朝、室蘭本線を走る頃にはラウンジは乗客同士の交流の場となる。一晩同じ列車で過ごしたという意識が、仲間意識を生むのだろう。ここでも家族連れが多い。

ディーゼルエンジンがうなりを上げるDD51型ディーゼル機関車を間近に見られて、子どもたちは大喜びだ。ややはしゃぎすぎる子どもも見受けられたが、「余所の人が大勢いる場所」で過ごす機会が、今の子どもには少ないからかもしれない。

親子の旅が楽しめる寝台列車を

「豪華個室寝台列車」としては、中途半端さが目立つようになってしまった「カシオペア」だが、親子連れの旅には最適だ。小さい子ども連れなら、狭くても個室にトイレがあるというのは大きな魅力だし、ラウンジやダイニングで過ごす時間や車掌さんとの交流は、貴重な社会勉強の場にもなるだろう。

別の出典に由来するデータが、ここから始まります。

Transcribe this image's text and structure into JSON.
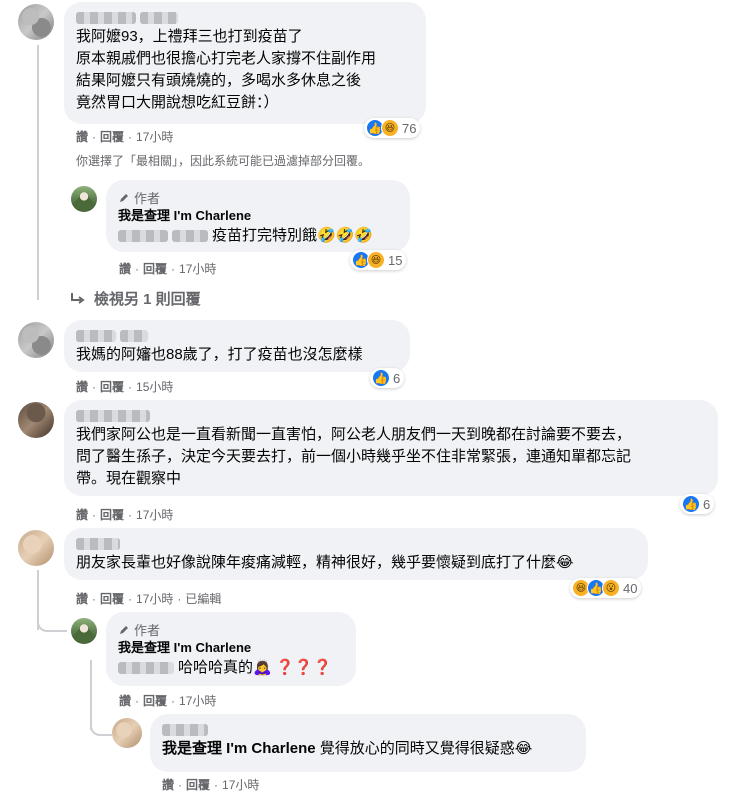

「ななつ星」のような、最上級のクルーズ列車も魅力的だが、「カシオペア」のように家族で乗れて、限られた空間で多くの人に出会える列車が、もう少しあっても良いように思う。

「カシオペア」は6月からクルーズ列車としての運行を開始する予定だ。「カシオペア」のクルーズ運行はこれまでにも実績があり、一流温泉旅館の宿泊や有名シェフによる料理なども含め、一人27万~60万円という料金設定だった。

だが、「TRAIN SUITE 四季島」が登場すると、そうした最上級のクルーズ列車として運行するのは難しいだろう。といって、E26系客車は車齢が若く、まだまだ廃車にするような状況ではない。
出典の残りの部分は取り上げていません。